I know whenI’m taking care of post-angio patients, the whole, “you had a large hole in your femoral artery” is the first thing I bring up when doing post-angio instruction.

Fun with EKGs

Yes, I admit: I am an EKG nerd. There’s nothing more “fun” to me than poring over a weird strip trying to figure out what exactly is going on with the particular patient. Maybe it’s just and exercise in academia, but i have found it to be useful. I just stick that little nugget of electrical conductance deep into my brain and ever so often it will pop out with an, “A-ha!” moment. What I love more though is putting the pieces together into the whole clinical picture.

So tonight I figured I would let y’all into my archive of nerdiness. Or at least show off the most recent additions.

1. Ride the Lighting.

No, not the Metallica song, (although I’m listening to it just to set the mood…), but an elective cardioversion. Just suppose a patient presents to the ED feeling, “weak.” According to the Cardiology resident, they’re in sinus tachycardia. But if you look closely, you can see the wonderful F-waves that are the hallmark of atrial flutter. The attending Cardiologist realizes this is new-onset, so a cardioversion can be done. Anticoagulation is prescribed as are beta-blockers. In the morning they do a TEE and see nothing to worry about. Then comes the fun. Nothing sounds as much fun as DC electricity coursing across your chest. So, here’s the first shock.

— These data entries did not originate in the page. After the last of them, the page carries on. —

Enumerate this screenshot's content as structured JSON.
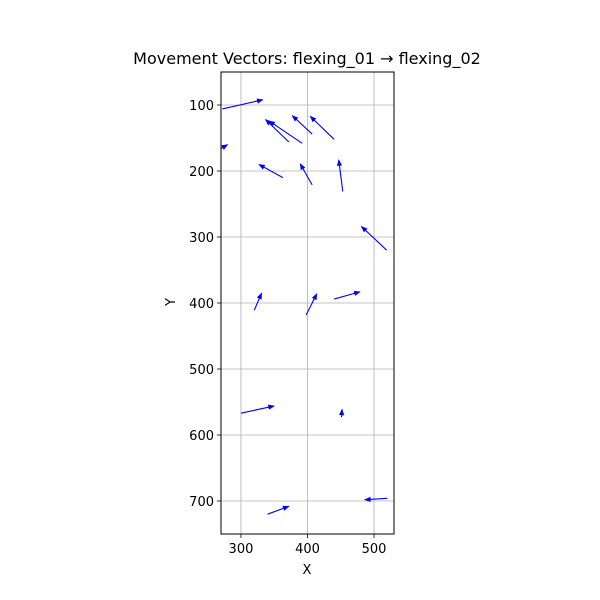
{
  "chart_data": {
    "type": "quiver",
    "title": "Movement Vectors: flexing_01 → flexing_02",
    "xlabel": "X",
    "ylabel": "Y",
    "xlim": [
      270,
      530
    ],
    "ylim": [
      750,
      50
    ],
    "y_inverted": true,
    "grid": true,
    "x_ticks": [
      300,
      400,
      500
    ],
    "y_ticks": [
      100,
      200,
      300,
      400,
      500,
      600,
      700
    ],
    "color": "#0000ff",
    "vectors": [
      {
        "x0": 272,
        "y0": 106,
        "x1": 333,
        "y1": 92
      },
      {
        "x0": 372,
        "y0": 156,
        "x1": 337,
        "y1": 122
      },
      {
        "x0": 392,
        "y0": 158,
        "x1": 342,
        "y1": 124
      },
      {
        "x0": 407,
        "y0": 144,
        "x1": 377,
        "y1": 116
      },
      {
        "x0": 440,
        "y0": 152,
        "x1": 404,
        "y1": 117
      },
      {
        "x0": 270,
        "y0": 166,
        "x1": 280,
        "y1": 160
      },
      {
        "x0": 363,
        "y0": 210,
        "x1": 327,
        "y1": 190
      },
      {
        "x0": 407,
        "y0": 221,
        "x1": 389,
        "y1": 189
      },
      {
        "x0": 453,
        "y0": 231,
        "x1": 447,
        "y1": 183
      },
      {
        "x0": 519,
        "y0": 320,
        "x1": 481,
        "y1": 284
      },
      {
        "x0": 320,
        "y0": 411,
        "x1": 331,
        "y1": 385
      },
      {
        "x0": 398,
        "y0": 418,
        "x1": 414,
        "y1": 386
      },
      {
        "x0": 440,
        "y0": 394,
        "x1": 479,
        "y1": 383
      },
      {
        "x0": 300,
        "y0": 567,
        "x1": 350,
        "y1": 556
      },
      {
        "x0": 451,
        "y0": 573,
        "x1": 452,
        "y1": 561
      },
      {
        "x0": 520,
        "y0": 696,
        "x1": 486,
        "y1": 698
      },
      {
        "x0": 340,
        "y0": 720,
        "x1": 372,
        "y1": 708
      }
    ]
  }
}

Starting out in atrial flutter (see those nice F-waves…) a shock of 150 joules is applied, reseting them to atrial fibrillation. That’s still no good, we’re looking for a fix. Hit ’em again!


200 joules later and a beautiful sinus rhythm is restored. Ain’t modern medicine (and a little electricity) great?

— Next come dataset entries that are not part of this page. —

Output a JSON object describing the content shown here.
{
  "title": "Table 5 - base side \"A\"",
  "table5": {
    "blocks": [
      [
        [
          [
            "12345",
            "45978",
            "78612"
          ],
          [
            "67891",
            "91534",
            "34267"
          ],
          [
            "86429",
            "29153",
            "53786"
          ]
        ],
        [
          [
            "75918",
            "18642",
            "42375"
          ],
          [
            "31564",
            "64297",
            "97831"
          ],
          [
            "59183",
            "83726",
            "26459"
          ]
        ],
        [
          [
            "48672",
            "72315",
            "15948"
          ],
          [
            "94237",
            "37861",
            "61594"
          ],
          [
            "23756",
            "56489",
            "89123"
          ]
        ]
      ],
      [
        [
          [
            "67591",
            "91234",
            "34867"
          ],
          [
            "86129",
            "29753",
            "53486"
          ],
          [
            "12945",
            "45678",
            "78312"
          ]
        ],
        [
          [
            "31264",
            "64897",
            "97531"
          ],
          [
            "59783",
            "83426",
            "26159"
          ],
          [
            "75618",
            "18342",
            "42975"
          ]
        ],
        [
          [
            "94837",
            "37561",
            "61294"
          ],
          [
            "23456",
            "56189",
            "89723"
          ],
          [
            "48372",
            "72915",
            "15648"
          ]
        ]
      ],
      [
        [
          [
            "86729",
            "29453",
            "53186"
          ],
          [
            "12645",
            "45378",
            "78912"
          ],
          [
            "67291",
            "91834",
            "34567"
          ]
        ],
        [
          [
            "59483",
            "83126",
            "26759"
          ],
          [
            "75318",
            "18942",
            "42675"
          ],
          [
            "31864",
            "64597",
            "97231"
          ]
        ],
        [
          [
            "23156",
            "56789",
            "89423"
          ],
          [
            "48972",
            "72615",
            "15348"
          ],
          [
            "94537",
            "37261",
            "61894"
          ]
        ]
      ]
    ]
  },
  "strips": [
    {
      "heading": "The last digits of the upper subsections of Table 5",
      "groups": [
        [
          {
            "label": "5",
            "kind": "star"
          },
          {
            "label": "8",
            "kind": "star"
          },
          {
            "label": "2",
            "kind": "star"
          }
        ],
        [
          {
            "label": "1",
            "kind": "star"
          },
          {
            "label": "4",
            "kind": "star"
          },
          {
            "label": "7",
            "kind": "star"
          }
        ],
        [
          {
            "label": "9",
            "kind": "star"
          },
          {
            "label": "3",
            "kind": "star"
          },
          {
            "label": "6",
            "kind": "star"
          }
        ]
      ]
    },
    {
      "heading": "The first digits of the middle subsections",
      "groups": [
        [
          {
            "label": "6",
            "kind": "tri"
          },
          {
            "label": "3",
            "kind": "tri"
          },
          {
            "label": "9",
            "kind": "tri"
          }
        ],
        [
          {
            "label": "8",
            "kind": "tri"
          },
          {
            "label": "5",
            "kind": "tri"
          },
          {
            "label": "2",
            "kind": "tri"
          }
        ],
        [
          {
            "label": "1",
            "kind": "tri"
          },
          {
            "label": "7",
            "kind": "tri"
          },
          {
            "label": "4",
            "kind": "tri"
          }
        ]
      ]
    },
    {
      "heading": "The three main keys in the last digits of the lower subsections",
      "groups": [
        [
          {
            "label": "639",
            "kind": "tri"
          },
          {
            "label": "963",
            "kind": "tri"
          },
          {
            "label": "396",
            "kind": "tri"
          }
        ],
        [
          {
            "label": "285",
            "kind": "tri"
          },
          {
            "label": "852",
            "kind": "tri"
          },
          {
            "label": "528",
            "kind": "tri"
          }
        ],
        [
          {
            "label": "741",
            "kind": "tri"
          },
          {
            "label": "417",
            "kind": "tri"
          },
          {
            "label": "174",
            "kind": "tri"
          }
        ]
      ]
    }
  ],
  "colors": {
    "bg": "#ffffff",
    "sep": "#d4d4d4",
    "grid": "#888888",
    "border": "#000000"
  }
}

2. Why Door-to-Balloon time is actually important.

Suppose you were out ambling along in your back 40 when you start to feel this vague feeling of pressure come creeping over your chest. It soon transforms into badass substernal chest pain. Full-blown, elephant on the chest, clutching your left pec chest pain. Now think and remember that your father, bless his soul, died of a massive heart attack when he was 50. You’re over 50. Don’t panic, head for home. Get home, tell the wife and head down the road to the fire department. They see it and go, “OK, let’s head to town.” Along the way they tell you they are going to take you to Hospital V. Before they get there they hook you up to a 12-lead EKG. After reading it, the paramedic tells his partner, “Head to whatever’s closest and don’t spare the lights and sirens.” You arrive at the ED, they fuss all over you, drawing blood, hooking you up to a cardiac monitor, starting IVs, the full-monty. They shoot another 12-lead and get this:


You also over hear them talking about how your troponin is only 0.05, but nonetheless you’re whisked off into the cath lab to inflate a balloon in our heart, therefore reperfusing your heart and saving your life.

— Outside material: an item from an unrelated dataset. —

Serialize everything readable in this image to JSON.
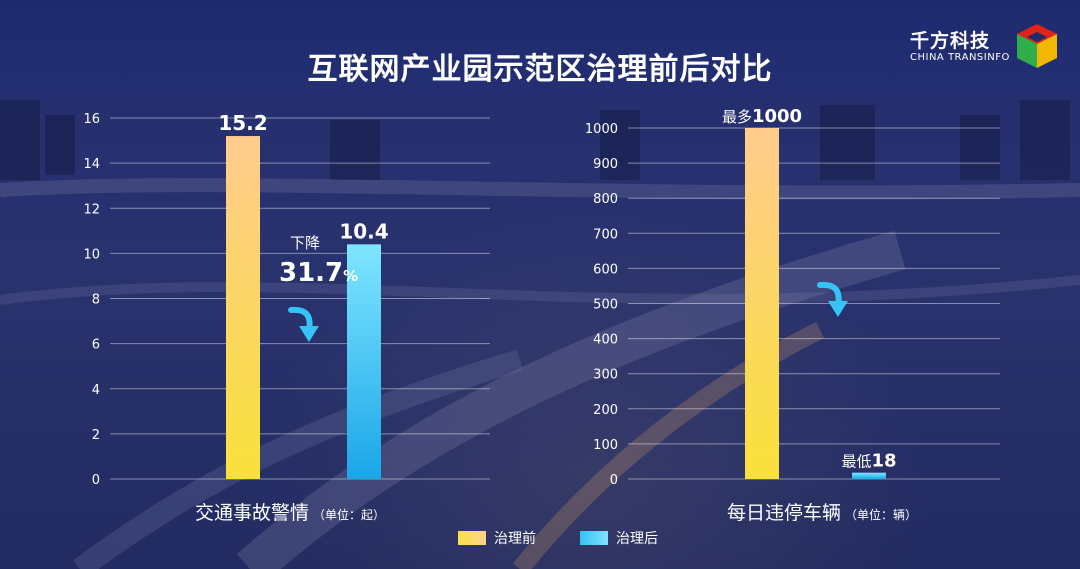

Now of course, this is hypothetical. It would also be hypothetical to say that post-intervention, your troponin level was 180.6. Yes, 180.6. That is high. In fact, I’ve never seen it that high. Looking at the EKG, besides the computer diagnostic screaming ‘ACUTE MI’ at you, what do you see?

I’ll wait.

OK. See those T waves in V1-V4, they look kind of funny right? Really wide and peaked. Not narrow and peaked like hyperkalemia, but wide and peaked. Look closer, see the J-point? Right, it’s kind of off the baseline isn’t it? Hmmm…what do we have?

Any guesses?

Right then.  You’re looking at an antero-septal MI in the hyperacute phase.  By looking at the J-point, you can see that ST segment elevations are beginning to start, but no other signs.  Rarely do we get to see this, so seeing one is a great learning opportunity.  I admit, I had to look it up to see exactly what was going on.  The hypothetical patient had a 90-95% occlusion of his proximal LAD and got stented for it.  The really cool thing was the timing.  Joint Commission goals are a door-to-balloon time of under 90 minutes.  This particular hypothetical patient had a pain onset-to-balloon time of just under 2 hours.  45 minutes to the ED and about 65 minutes to the cath lab.  But check out those troponin levels, pretty spectacular.  Sometimes knowing when to come in and not wait makes all the difference in the world.  Oh, the hypothetical patient?  Hypothetically, they had no loss of LVEF or other signs of myocardial damage.